Muito falo e ouço sobre o futuro da festa, os medos, a vontade de mudar para que perdure e cative mais gente, e o facto de não se saber bem como fazê-lo.
E aqui não podemos deixar de falar de Espanha, pois, convenhamos, a existir país com peso, história, meios de comunicação e algum savoir faire no que diz respeito a tauromaquia, esse país é Espanha. E os bons, copiam-se sempre!

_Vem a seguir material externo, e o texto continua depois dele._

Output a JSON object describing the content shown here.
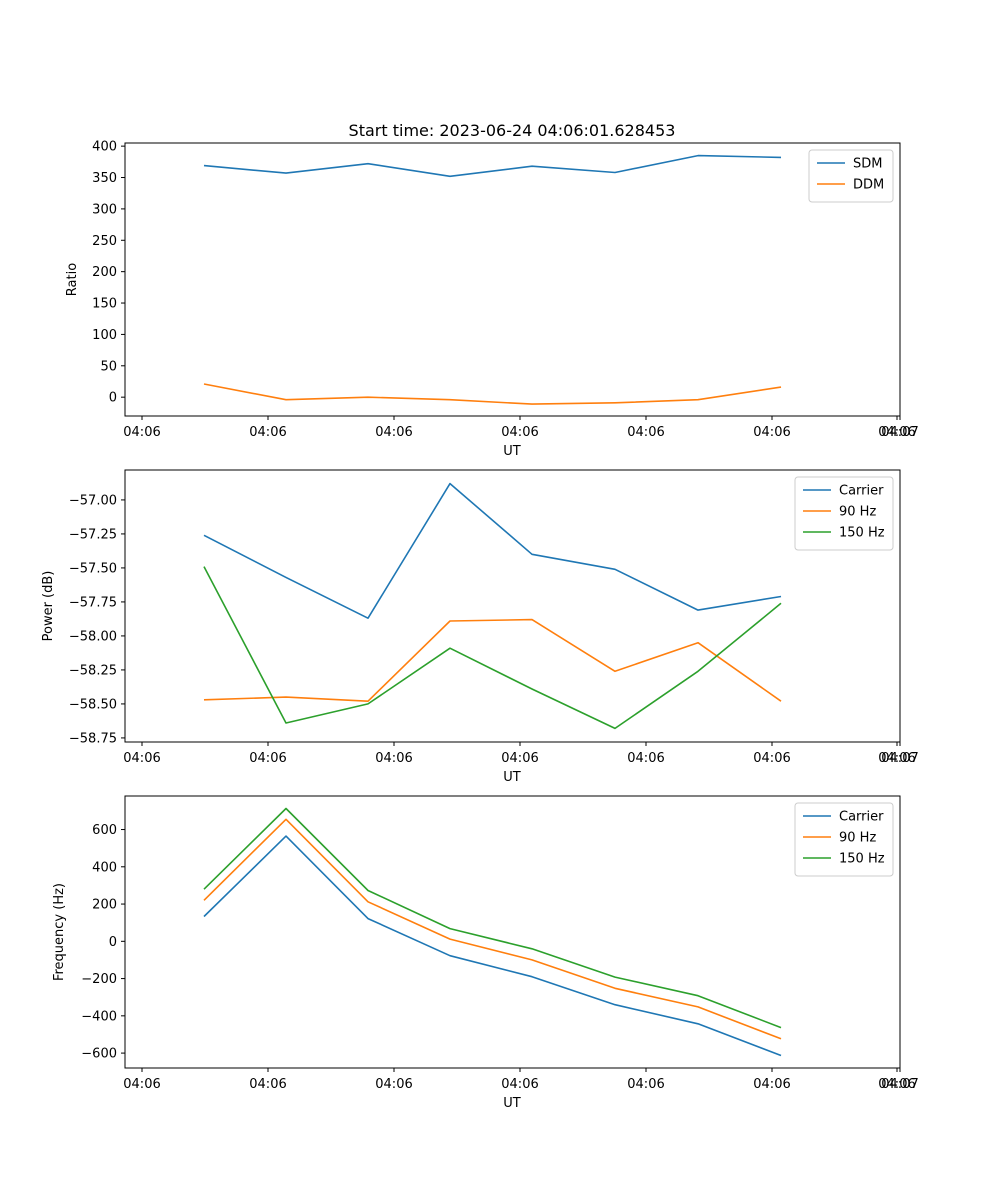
{
  "figure_title": "Start time: 2023-06-24 04:06:01.628453",
  "x_tick_labels": [
    "04:06",
    "04:06",
    "04:06",
    "04:06",
    "04:06",
    "04:06",
    "04:06",
    "04:07"
  ],
  "colors": {
    "blue": "#1f77b4",
    "orange": "#ff7f0e",
    "green": "#2ca02c"
  },
  "chart_data": [
    {
      "type": "line",
      "xlabel": "UT",
      "ylabel": "Ratio",
      "ylim": [
        -30,
        405
      ],
      "y_ticks": [
        0,
        50,
        100,
        150,
        200,
        250,
        300,
        350,
        400
      ],
      "y_tick_labels": [
        "0",
        "50",
        "100",
        "150",
        "200",
        "250",
        "300",
        "350",
        "400"
      ],
      "legend_position": "top-right",
      "grid": false,
      "x": [
        1,
        2,
        3,
        4,
        5,
        6,
        7,
        8
      ],
      "series": [
        {
          "name": "SDM",
          "color": "#1f77b4",
          "values": [
            369,
            357,
            372,
            352,
            368,
            358,
            385,
            382
          ]
        },
        {
          "name": "DDM",
          "color": "#ff7f0e",
          "values": [
            21,
            -4,
            0,
            -4,
            -11,
            -9,
            -4,
            16
          ]
        }
      ]
    },
    {
      "type": "line",
      "xlabel": "UT",
      "ylabel": "Power (dB)",
      "ylim": [
        -58.78,
        -56.78
      ],
      "y_ticks": [
        -57.0,
        -57.25,
        -57.5,
        -57.75,
        -58.0,
        -58.25,
        -58.5,
        -58.75
      ],
      "y_tick_labels": [
        "−57.00",
        "−57.25",
        "−57.50",
        "−57.75",
        "−58.00",
        "−58.25",
        "−58.50",
        "−58.75"
      ],
      "legend_position": "top-right",
      "grid": false,
      "x": [
        1,
        2,
        3,
        4,
        5,
        6,
        7,
        8
      ],
      "series": [
        {
          "name": "Carrier",
          "color": "#1f77b4",
          "values": [
            -57.26,
            -57.57,
            -57.87,
            -56.88,
            -57.4,
            -57.51,
            -57.81,
            -57.71
          ]
        },
        {
          "name": "90 Hz",
          "color": "#ff7f0e",
          "values": [
            -58.47,
            -58.45,
            -58.48,
            -57.89,
            -57.88,
            -58.26,
            -58.05,
            -58.48
          ]
        },
        {
          "name": "150 Hz",
          "color": "#2ca02c",
          "values": [
            -57.49,
            -58.64,
            -58.5,
            -58.09,
            -58.39,
            -58.68,
            -58.26,
            -57.76
          ]
        }
      ]
    },
    {
      "type": "line",
      "xlabel": "UT",
      "ylabel": "Frequency (Hz)",
      "ylim": [
        -680,
        780
      ],
      "y_ticks": [
        600,
        400,
        200,
        0,
        -200,
        -400,
        -600
      ],
      "y_tick_labels": [
        "600",
        "400",
        "200",
        "0",
        "−200",
        "−400",
        "−600"
      ],
      "legend_position": "top-right",
      "grid": false,
      "x": [
        1,
        2,
        3,
        4,
        5,
        6,
        7,
        8
      ],
      "series": [
        {
          "name": "Carrier",
          "color": "#1f77b4",
          "values": [
            133,
            565,
            122,
            -77,
            -190,
            -340,
            -443,
            -613
          ]
        },
        {
          "name": "90 Hz",
          "color": "#ff7f0e",
          "values": [
            220,
            655,
            212,
            12,
            -100,
            -252,
            -352,
            -523
          ]
        },
        {
          "name": "150 Hz",
          "color": "#2ca02c",
          "values": [
            280,
            713,
            273,
            68,
            -40,
            -192,
            -292,
            -463
          ]
        }
      ]
    }
  ]
}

Espanha tem características únicas que marcam a tauromaquia de uma forma inigualável, como seja o Pregón de Feria, pregões taurinos com os quais se iniciam e apresentam solenemente as festividades e enaltecem o mundo taurino. Normalmente são hinos à amizade, fraternidade e bondade, valores tão nossos e tão próprios de quem está nas arenas, forcados, toureiros etc., e de quem gosta e é capaz de se emocionar com este mundo.
Este ano, em Sevilha, a professora de La Sorbonne de Paris Araceli Gillaume-Alonso foi a encarregada de pronunciar o Pregón Taurino deste ano no Teatro Lope de Vega. Primeiro fez uma relação histórica da cidade de Sevilla com a Festa dos toiros, depois enalteceu a cidade “en la que nadie se siente forastero”. No seu pregão frisou também a urgente chamada de jovens sem medos e sem complexos aos toiros, “porque en nuestra juventud está el futuro de la Tauromaquia”. E terminou pedindo a todos que vão à praça para desfrutar da emoção que só ali pode ser vivida.
Parece-me uma boa forma de enaltecer, promover e defender o que todos sabemos.
A propósito da Feira de Sevilha, não querendo fazer nenhum tipo de vassalagem à festa espanhola, ou sequer uma comparação à portuguesa, e muito menos fazer uma crónica exaustiva e descritiva da mesma, parece-me haver pontos importantes a tirar daqui.
Feria de Abril, a caminho da praça, uma boa meia hora antes de soar o clarinete, pela Porta do Príncipe.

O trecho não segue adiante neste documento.